Hillary Clinton's finances: Her money is controversial, but for different reasons. (+video)
Hillary Clinton's personal finances have recently become a popular topic to debate over. But why the topic has become controversial isn't about how much money Hillary Clinton and her family has – it is about the rise in wealth inequality in the US, writes Robert Reich.
What’s the reason for the tempest in the teapot of Hillary and Bill Clinton’s personal finances?
It can’t be about how much money they have. Wealth has never disqualified someone from high office. Several of the nation’s greatest presidents, who came to office with vast fortunes – JFK, Franklin D. Roosevelt, and his fifth cousin, Teddy – notably improved the lives of ordinary Americans.
The tempest can’t be about Hillary Clinton’s veracity. It may have been a stretch for her to say she and her husband were “dead broke” when they left the White House, as she told ABC’s Diane Sawyer. But they did have large legal bills to pay off.
And it’s probably true that, unlike many of the “truly well off,” as she termed them in an interview with the Guardian newspaper, the Clintons pay their full income taxes and work hard.
Nor can the tempest be about how they earned their money. Most has come from public speaking and book royalties, the same sources as for most ex-presidents and former First Ladies.
Then what’s it about?
The story behind story is that America is in an era of sharply rising inequality, with a few at the top doing fabulously well but most Americans on a downward economic escalator.
That’s why Diane Sawyer asked Hillary about the huge speaking fees, and why the Guardian asked whether she could be credible on the issue of inequality.
And it’s why Hillary’s answers – that the couple needed money when they left the White House, and have paid their taxes and worked hard for it — seemed oddly beside the point.
The questions had nothing to do with whether the former first couple deserved the money. They were really about whether all that income from big corporations and Wall Street put them on the side of the privileged and powerful, rather than on the side of ordinary Americans.
These days, voters want to know which side candidates are on because they believe the game is rigged against them.
According to new Pew survey, 62 percent of Americans now think economic system unfairly favors the powerful, and 78 percent think too much power is concentrated in too few companies. Even 69 percent of young conservative-leaning voters agree the system favors the powerful.
Other potential presidential candidates are using every opportunity to tell voters they’re on their side. Speaking at last week’s White House summit on financial hardships facing working families, Vice President Joe Biden revealed he has “no savings account” and “doesn’t own a single stock or bond.”
The same concern haunts the Republican Party and is fueling the Tea Party rebellion.
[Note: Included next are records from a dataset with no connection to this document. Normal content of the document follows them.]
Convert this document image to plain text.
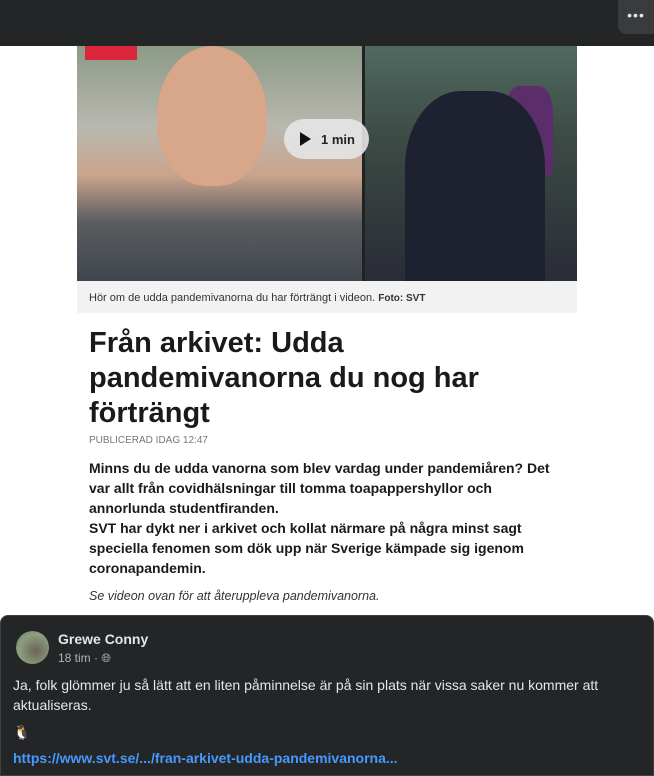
•••
1 min
Hör om de udda pandemivanorna du har förträngt i videon. Foto: SVT
Från arkivet: Udda pandemivanorna du nog har förträngt
PUBLICERAD IDAG 12:47
Minns du de udda vanorna som blev vardag under pandemiåren? Det var allt från covidhälsningar till tomma toapappershyllor och annorlunda studentfiranden.
SVT har dykt ner i arkivet och kollat närmare på några minst sagt speciella fenomen som dök upp när Sverige kämpade sig igenom coronapandemin.
Se videon ovan för att återuppleva pandemivanorna.
Grewe Conny
18 tim · 🌐︎
Ja, folk glömmer ju så lätt att en liten påminnelse är på sin plats när vissa saker nu kommer att aktualiseras.
🐧
https://www.svt.se/.../fran-arkivet-udda-pandemivanorna...
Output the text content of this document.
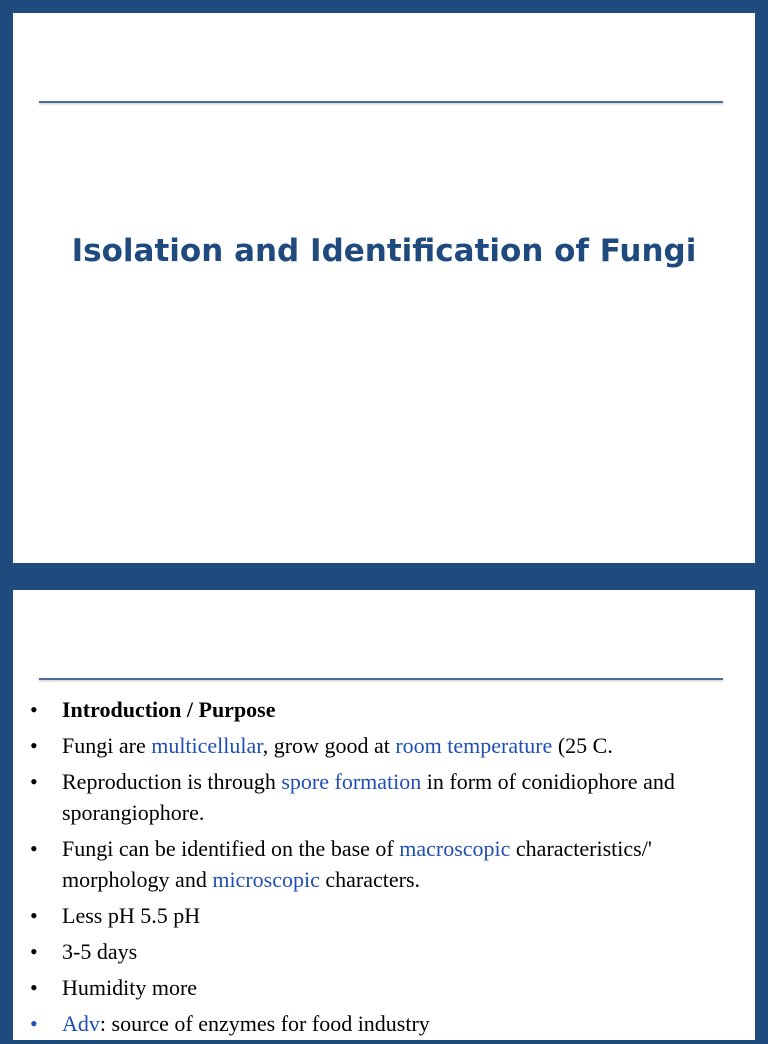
Isolation and Identification of Fungi
• Introduction / Purpose
• Fungi are multicellular, grow good at room temperature (25 C.
• Reproduction is through spore formation in form of conidiophore and sporangiophore.
• Fungi can be identified on the base of macroscopic characteristics/' morphology and microscopic characters.
• Less pH 5.5 pH
• 3-5 days
• Humidity more
• Adv: source of enzymes for food industry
In his stunning campaign upset, David Brat chargedthat Eric Cantor “does not represent the citizens of the 7th district, but rather large corporations seeking insider deals, crony bailouts, and constant supply of low-wage workers.”
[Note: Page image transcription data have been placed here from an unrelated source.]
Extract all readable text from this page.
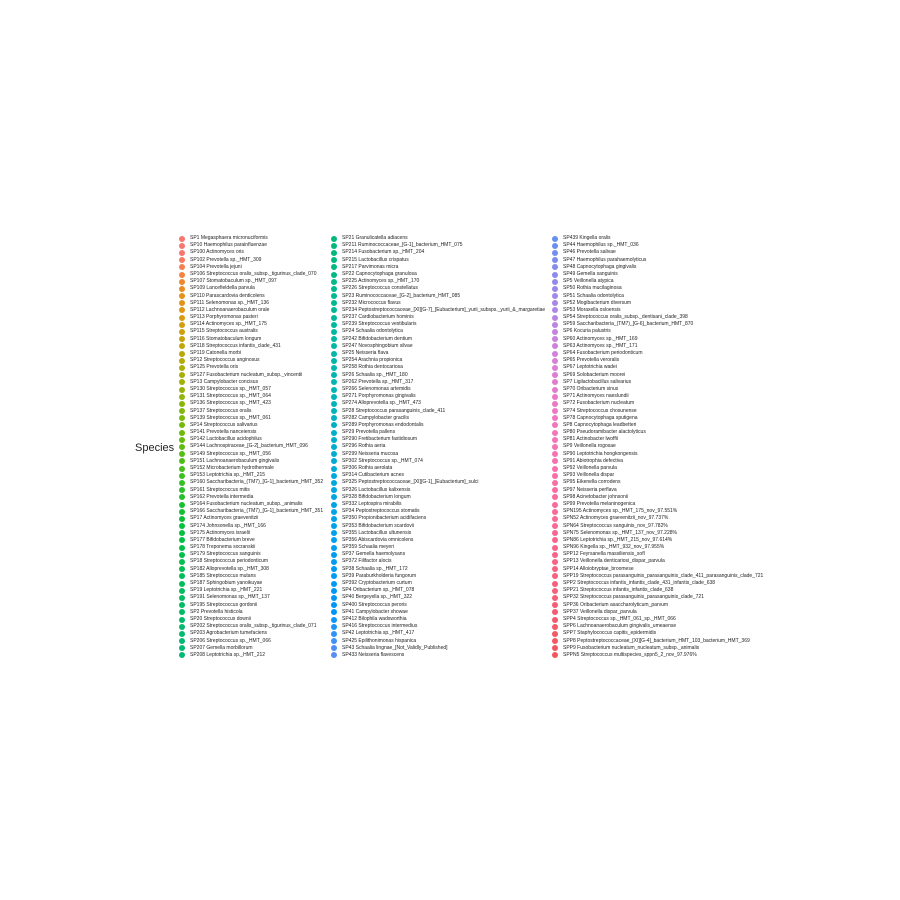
Species
SP1 Megasphaera micronuciformis
SP10 Haemophilus parainfluenzae
SP100 Actinomyces oris
SP102 Prevotella sp._HMT_309
SP104 Prevotella jejuni
SP106 Streptococcus oralis_subsp._tigurinus_clade_070
SP107 Stomatobaculum sp._HMT_097
SP109 Lancefieldella parvula
SP110 Parascardovia denticolens
SP111 Selenomonas sp._HMT_136
SP112 Lachnoanaerobaculum orale
SP113 Porphyromonas pasteri
SP114 Actinomyces sp._HMT_175
SP115 Streptococcus australis
SP116 Stomatobaculum longum
SP118 Streptococcus infantis_clade_431
SP119 Catonella morbi
SP12 Streptococcus anginosus
SP125 Prevotella oris
SP127 Fusobacterium nucleatum_subsp._vincentii
SP13 Campylobacter concisus
SP130 Streptococcus sp._HMT_057
SP131 Streptococcus sp._HMT_064
SP136 Streptococcus sp._HMT_423
SP137 Streptococcus oralis
SP139 Streptococcus sp._HMT_061
SP14 Streptococcus salivarius
SP141 Prevotella nanceiensis
SP142 Lactobacillus acidophilus
SP144 Lachnospiraceae_[G-2]_bacterium_HMT_096
SP149 Streptococcus sp._HMT_056
SP151 Lachnoanaerobaculum gingivalis
SP152 Microbacterium hydrothermale
SP153 Leptotrichia sp._HMT_215
SP160 Saccharibacteria_(TM7)_[G-1]_bacterium_HMT_352
SP161 Streptococcus mitis
SP162 Prevotella intermedia
SP164 Fusobacterium nucleatum_subsp._animalis
SP166 Saccharibacteria_(TM7)_[G-1]_bacterium_HMT_351
SP17 Actinomyces graevenitzii
SP174 Johnsonella sp._HMT_166
SP175 Actinomyces israelii
SP177 Bifidobacterium breve
SP178 Treponema socranskii
SP179 Streptococcus sanguinis
SP18 Streptococcus periodonticum
SP182 Alloprevotella sp._HMT_308
SP185 Streptococcus mutans
SP187 Sphingobium yanoikuyae
SP19 Leptotrichia sp._HMT_221
SP191 Selenomonas sp._HMT_137
SP195 Streptococcus gordonii
SP2 Prevotella histicola
SP20 Streptococcus downii
SP202 Streptococcus oralis_subsp._tigurinus_clade_071
SP203 Agrobacterium tumefaciens
SP206 Streptococcus sp._HMT_066
SP207 Gemella morbillorum
SP208 Leptotrichia sp._HMT_212
SP21 Granulicatella adiacens
SP211 Ruminococcaceae_[G-1]_bacterium_HMT_075
SP214 Fusobacterium sp._HMT_204
SP215 Lactobacillus crispatus
SP217 Parvimonas micra
SP22 Capnocytophaga granulosa
SP225 Actinomyces sp._HMT_170
SP226 Streptococcus constellatus
SP23 Ruminococcaceae_[G-2]_bacterium_HMT_085
SP232 Micrococcus flavus
SP234 Peptostreptococcaceae_[XI][G-7]_[Eubacterium]_yurii_subsps._yurii_&_margaretiae
SP237 Cardiobacterium hominis
SP239 Streptococcus vestibularis
SP24 Schaalia odontolytica
SP242 Bifidobacterium dentium
SP247 Novosphingobium silvae
SP25 Neisseria flava
SP254 Arachnia propionica
SP258 Rothia dentocariosa
SP26 Schaalia sp._HMT_180
SP262 Prevotella sp._HMT_317
SP266 Selenomonas artemidis
SP271 Porphyromonas gingivalis
SP274 Alloprevotella sp._HMT_473
SP28 Streptococcus parasanguinis_clade_411
SP282 Campylobacter gracilis
SP289 Porphyromonas endodontalis
SP29 Prevotella pallens
SP290 Fretibacterium fastidiosum
SP296 Rothia aeria
SP299 Neisseria mucosa
SP302 Streptococcus sp._HMT_074
SP306 Rothia aerolata
SP314 Cutibacterium acnes
SP325 Peptostreptococcaceae_[XI][G-1]_[Eubacterium]_sulci
SP326 Lactobacillus kalixensis
SP328 Bifidobacterium longum
SP332 Leptospira mirabilis
SP34 Peptostreptococcus stomatis
SP350 Propionibacterium acidifaciens
SP353 Bifidobacterium scardovii
SP355 Lactobacillus ultunensis
SP356 Abiscardovia omnicolens
SP359 Schaalia meyeri
SP37 Gemella haemolysans
SP372 Filifactor alocis
SP38 Schaalia sp._HMT_172
SP39 Paraburkholderia fungorum
SP392 Cryptobacterium curtum
SP4 Oribacterium sp._HMT_078
SP40 Bergeyella sp._HMT_322
SP400 Streptococcus peroris
SP41 Campylobacter showae
SP412 Bilophila wadsworthia
SP416 Streptococcus intermedius
SP42 Leptotrichia sp._HMT_417
SP425 Epilithonimonas hispanica
SP43 Schaalia lingnae_[Not_Validly_Published]
SP433 Neisseria flavescens
SP439 Kingella oralis
SP44 Haemophilus sp._HMT_036
SP46 Prevotella salivae
SP47 Haemophilus parahaemolyticus
SP48 Capnocytophaga gingivalis
SP49 Gemella sanguinis
SP5 Veillonella atypica
SP50 Rothia mucilaginosa
SP51 Schaalia odontolytica
SP52 Mogibacterium diversum
SP53 Moraxella osloensis
SP54 Streptococcus oralis_subsp._dentisani_clade_398
SP59 Saccharibacteria_(TM7)_[G-6]_bacterium_HMT_870
SP6 Kocuria palustris
SP60 Actinomyces sp._HMT_169
SP63 Actinomyces sp._HMT_171
SP64 Fusobacterium periodonticum
SP65 Prevotella veroralis
SP67 Leptotrichia wadei
SP69 Solobacterium moorei
SP7 Ligilactobacillus salivarius
SP70 Oribacterium sinus
SP71 Actinomyces naeslundii
SP72 Fusobacterium nucleatum
SP74 Streptococcus chosunense
SP78 Capnocytophaga sputigena
SP8 Capnocytophaga leadbetteri
SP80 Pseudoramibacter alactolyticus
SP81 Actinobacter lwoffii
SP9 Veillonella rogosae
SP90 Leptotrichia hongkongensis
SP91 Abiotrophia defectiva
SP92 Veillonella parvula
SP93 Veillonella dispar
SP95 Eikenella corrodens
SP97 Neisseria perflava
SP98 Acinetobacter johnsonii
SP99 Prevotella melaninogenica
SPN195 Actinomyces sp._HMT_175_nov_97.551%
SPN52 Actinomyces graevenitzii_nov_97.737%
SPN64 Streptococcus sanguinis_nov_97.782%
SPN75 Selenomonas sp._HMT_137_nov_97.228%
SPN86 Leptotrichia sp._HMT_215_nov_97.614%
SPN96 Kingella sp._HMT_932_nov_97.955%
SPP12 Feyrsanella massiliensis_sofl
SPP13 Veillonella denticariosi_dispar_parvula
SPP14 Alloiobryptae_broomese
SPP19 Streptococcus parasanguinis_parasanguinis_clade_411_parasanguinis_clade_721
SPP2 Streptococcus infantis_infantis_clade_431_infantis_clade_638
SPP21 Streptococcus infantis_infantis_clade_638
SPP32 Streptococcus parasanguinis_parasanguinis_clade_721
SPP36 Oribacterium asaccharolyticum_parvum
SPP37 Veillonella dispar_parvula
SPP4 Streptococcus sp._HMT_061_sp._HMT_066
SPP6 Lachnoanaerobaculum gingivalis_umeaense
SPP7 Staphylococcus capitis_epidermidis
SPP8 Peptostreptococcaceae_[XI][G-4]_bacterium_HMT_103_bacterium_HMT_369
SPP9 Fusobacterium nucleatum_nucleatum_subsp._animalis
SPPN5 Streptococcus multispecies_sppn5_2_nov_97.976%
But the Republican establishment doesn’t think it has to choose sides. It assumes it can continue to represent the interests of big business and Wall Street, yet still lure much of the white working class though thinly-veiled racism, anti-immigrant posturing, and steadfast opposition to abortion and gay marriage.
The Democratic Party, including Hillary Clinton, doesn’t have that option.
Which means that, as the ranks of the anxious middle class grow, the winning formula used by Bill Clinton and Barack Obama may no longer be able to deliver.
That formula was not just to court minorities and women but also to appeal to upscale Republican-leaning suburbs, professionals, moderates on Wall Street, and centrist business interests.
Accordingly, both Bill Clinton’s and Barack Obama’s economic plans called for deficit reduction as part of a “responsible” fiscal policy, trade expansion, and “investments” in infrastructure and education to promote economic growth.
But in a world of downward mobility for the majority, Democrats need to acknowledge the widening divide and propose specific ways to reverse it.
These might include, for example, raising taxes on the wealthy and closing their favorite tax loopholes in order to pay for world-class schools for everyone else; enacting a living wage and minimum guaranteed income; making it easier to unionize; and changing corporate and tax laws to limit CEO pay, and promote gain-sharing, profit-sharing, and employee ownership.
In this scenario, Democrats would seek to forge a new political coalition of all the nation’s downwardly mobile – poor, working class, and middle class; white and black and brown.
It’s a gamble. It would make big business and Wall Street nervous, while ignoring Republican-leaning suburbs and upper-middle class professionals. The GOP would move in to fill the void.
But as the middle class shrinks and distrust of the establishment grows, a new Democratic strategy for the downwardly mobile may be both necessary and inevitable. If she runs, Hillary may have to take the gamble.
And if America is to have half a chance of saving the middle class and preserving equal opportunity, it’s a gamble worth taking.